A counter in racket-scheme:

#lang typed/racket

(define my-counter!
    (let ([t 0])
        (lambda ()
	        (set! t (+ 1 t))
	    t);lambda
	);let
);define 
(print (my-counter!))
(print (my-counter!))

A counter in sbcl-lisp:

load "~/quicklisp/setup.lisp")

(declaim (optimize (speed 3) (safety 3)))

(let ((c 0))
    (defun my-counter! ()
        (lambda ()
            (setf c (+ 1 c))
	    c); lambda
	 ) ;defun
) ;let

(defun main ()
(print (funcall (my-counter!)))
(print (funcall (my-counter!)))
)

(sb-ext:save-lisp-and-die "test.exe" :toplevel #'main :executable t)

Could someone elaborate why i need “funcall” in lisp and not in scheme ? And why the different placing of let ?

  • esgarth@alien.topBEnglish
    1·
    2 years ago

    You shouldn’t need funcall in your common lisp code, but the way you defined your function requires it. You have

    (let ((c 0))
  (defun my-counter! ()
    (lambda ()
      (setf c (+ 1 c))
      c)))

    defun already defines a function; you don’t need to also wrap the function body in a lambda. This definition allows you to avoid the funcall:

    (let ((c 0))
  (defun my-counter! ()
    (setf c (+ 1 c))
    c))

    Though it’s worth knowing that unlike in scheme, common lisp will return the value after a setf. There’s also a convenience macro called incf that increments variables so you can write the whole thing like this:

    (let ((c 0))
  (defun my-counter! ()
    (incf c)))

    And your other question: Why the different placing of the let?

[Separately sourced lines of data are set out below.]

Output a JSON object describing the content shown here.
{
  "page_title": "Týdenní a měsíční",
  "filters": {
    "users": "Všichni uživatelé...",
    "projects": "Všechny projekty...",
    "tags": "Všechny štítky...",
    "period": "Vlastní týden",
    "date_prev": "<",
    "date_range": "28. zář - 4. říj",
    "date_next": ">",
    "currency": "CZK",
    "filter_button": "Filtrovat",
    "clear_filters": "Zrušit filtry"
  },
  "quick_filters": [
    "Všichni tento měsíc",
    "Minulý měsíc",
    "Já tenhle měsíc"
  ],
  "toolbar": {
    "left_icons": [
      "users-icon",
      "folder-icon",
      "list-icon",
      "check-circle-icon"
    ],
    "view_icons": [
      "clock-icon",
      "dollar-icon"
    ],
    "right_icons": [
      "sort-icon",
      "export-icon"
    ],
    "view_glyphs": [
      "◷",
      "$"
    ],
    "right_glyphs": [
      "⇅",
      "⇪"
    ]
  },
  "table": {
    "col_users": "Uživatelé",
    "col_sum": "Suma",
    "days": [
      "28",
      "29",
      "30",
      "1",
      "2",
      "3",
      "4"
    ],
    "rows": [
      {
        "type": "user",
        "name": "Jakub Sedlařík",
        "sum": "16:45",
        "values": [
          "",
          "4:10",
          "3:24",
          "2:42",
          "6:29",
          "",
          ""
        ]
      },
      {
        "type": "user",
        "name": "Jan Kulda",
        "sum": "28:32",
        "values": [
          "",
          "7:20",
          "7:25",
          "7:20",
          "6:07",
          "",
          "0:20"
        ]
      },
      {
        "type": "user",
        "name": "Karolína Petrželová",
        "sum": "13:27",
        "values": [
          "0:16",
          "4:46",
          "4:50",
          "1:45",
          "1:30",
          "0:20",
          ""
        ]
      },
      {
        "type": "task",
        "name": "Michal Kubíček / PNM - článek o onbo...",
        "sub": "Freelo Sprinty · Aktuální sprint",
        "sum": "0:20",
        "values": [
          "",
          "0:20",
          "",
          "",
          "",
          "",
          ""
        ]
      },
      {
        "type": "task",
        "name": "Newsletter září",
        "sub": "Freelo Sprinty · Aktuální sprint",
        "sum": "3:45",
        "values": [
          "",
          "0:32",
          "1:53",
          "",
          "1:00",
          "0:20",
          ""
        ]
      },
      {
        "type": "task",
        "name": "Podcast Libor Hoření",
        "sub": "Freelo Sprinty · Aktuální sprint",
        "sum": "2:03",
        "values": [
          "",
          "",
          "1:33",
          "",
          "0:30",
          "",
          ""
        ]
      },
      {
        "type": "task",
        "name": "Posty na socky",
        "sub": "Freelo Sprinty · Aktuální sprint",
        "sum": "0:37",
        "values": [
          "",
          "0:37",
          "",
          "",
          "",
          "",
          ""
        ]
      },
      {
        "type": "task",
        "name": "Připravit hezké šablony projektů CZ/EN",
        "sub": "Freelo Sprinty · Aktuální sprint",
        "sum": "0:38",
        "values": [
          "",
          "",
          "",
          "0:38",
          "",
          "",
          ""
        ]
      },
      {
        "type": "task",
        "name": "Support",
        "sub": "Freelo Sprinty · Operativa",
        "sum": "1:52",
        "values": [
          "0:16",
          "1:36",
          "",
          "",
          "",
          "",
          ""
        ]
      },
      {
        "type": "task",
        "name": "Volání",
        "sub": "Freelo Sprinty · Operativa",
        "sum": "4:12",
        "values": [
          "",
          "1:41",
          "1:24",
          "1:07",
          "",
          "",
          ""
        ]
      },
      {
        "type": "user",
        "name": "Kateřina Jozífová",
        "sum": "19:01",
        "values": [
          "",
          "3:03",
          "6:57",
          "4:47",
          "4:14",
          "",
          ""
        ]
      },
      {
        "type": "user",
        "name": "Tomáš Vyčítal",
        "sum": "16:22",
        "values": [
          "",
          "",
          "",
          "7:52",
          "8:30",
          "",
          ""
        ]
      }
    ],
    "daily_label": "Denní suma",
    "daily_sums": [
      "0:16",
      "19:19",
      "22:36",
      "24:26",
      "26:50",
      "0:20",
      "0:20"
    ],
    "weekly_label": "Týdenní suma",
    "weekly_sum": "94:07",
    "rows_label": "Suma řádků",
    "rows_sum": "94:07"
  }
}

    In common lisp, defun, defvar, defparameter, defmacro, … all affect global scope, no matter where they appear. scheme’s define does not affect global scope; its effects are only visible locally. This means that a defun inside of a let body still creates a globally accessible function that closes over the variables defined in the let bindings. Scheme, by contrast, needs to have a define at global level (or at least outside the let) but the function body still needs to close over the let variables.